L’allarme sulle spiagge italiane a rischio. Ecco quali possono sparire entro 25 anni: dove si trovano

Il mare avanza, e l’Italia rischia di perdere una parte importante delle proprie coste. Secondo il Rapporto “Paesaggi sommersi” della Società Geografica Italiana, presentato martedì 28 ottobre, a Roma, entro il 2050 circa il 20% delle spiagge italiane potrebbe finire sommerso. Entro la fine del secolo, poi, la quota potrebbe arrivare al 40%. Un processo che, se non contrastato, potrebbe costringere oltre 800 mila persone a lasciare le proprie case. Lo studio traccia una mappa dettagliata delle aree più vulnerabili: in prima linea l’Alto Adriatico e la costa intorno al Gargano. Per di più, il rischio riguarda anche diversi tratti tirrenici tra Toscana e Campania, e le zone costiere della Sardegna, in particolare quelle di Cagliari e Oristano. Tra i luoghi più esposti figurano anche il Delta del Po e la Laguna di Venezia. Queste ultime sono aree “anfibie”, dove l’innalzamento del livello del mare minaccia la sopravvivenza stessa degli ecosistemi lagunari.

I rischi per i porti e le aree agricole
Oltre alle spiagge, il rischio riguarda anche le infrastrutture portuali, metà delle quali potrebbe subire danni gravi entro fine secolo. Più del 10% delle superfici agricole costiere è minacciato dalla salinizzazione dei terreni, fenomeno che nel 2023 ha fatto risalire il cuneo salino nel Delta del Po per oltre 20 chilometri, compromettendo coltivazioni e riserve d’acqua dolce. Il rapporto sottolinea anche i limiti delle difese costiere artificiali: oggi le barriere proteggono più di un quarto delle coste basse italiane, ma contribuiscono a lungo termine ad aggravare l’erosione e saranno sempre più costose e meno efficaci. «Occorrerebbe una netta inversione di tendenza – spiega Claudio Cerreti, presidente della Società Geografica Italiana, ripreso dall’ANSA –. Le nostre coste sono ormai fortemente artificializzate, e questo impedisce alle dinamiche naturali di adattarsi all’innalzamento del mare o alle mareggiate. Rinaturalizzare il più possibile potrebbe essere una strategia efficace».

La responsabilità del turismo di massa
La pressione turistica è un altro fattore critico.
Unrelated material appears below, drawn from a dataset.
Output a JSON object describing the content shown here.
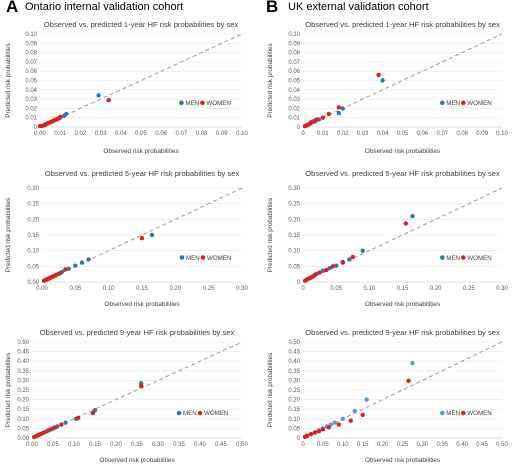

I comuni costieri offrono oltre la metà dei posti letto turistici italiani (57%), ma lo sviluppo incontrollato delle strutture sta aggravando la fragilità del territorio. Le aree protette, che coprono circa il 10% delle acque e delle coste nazionali, sono spesso prive di piani di gestione adeguati, riducendo la loro capacità di tutelare la biodiversità marina. Nonostante la gravità del quadro, Cerreti invita a non cadere nel catastrofismo: «Proviamo a proporre ai decisori politici un quadro equilibrato e, su quella base, interventi concreti di mitigazione. Il problema è serio, ma può essere affrontato con una pianificazione consapevole».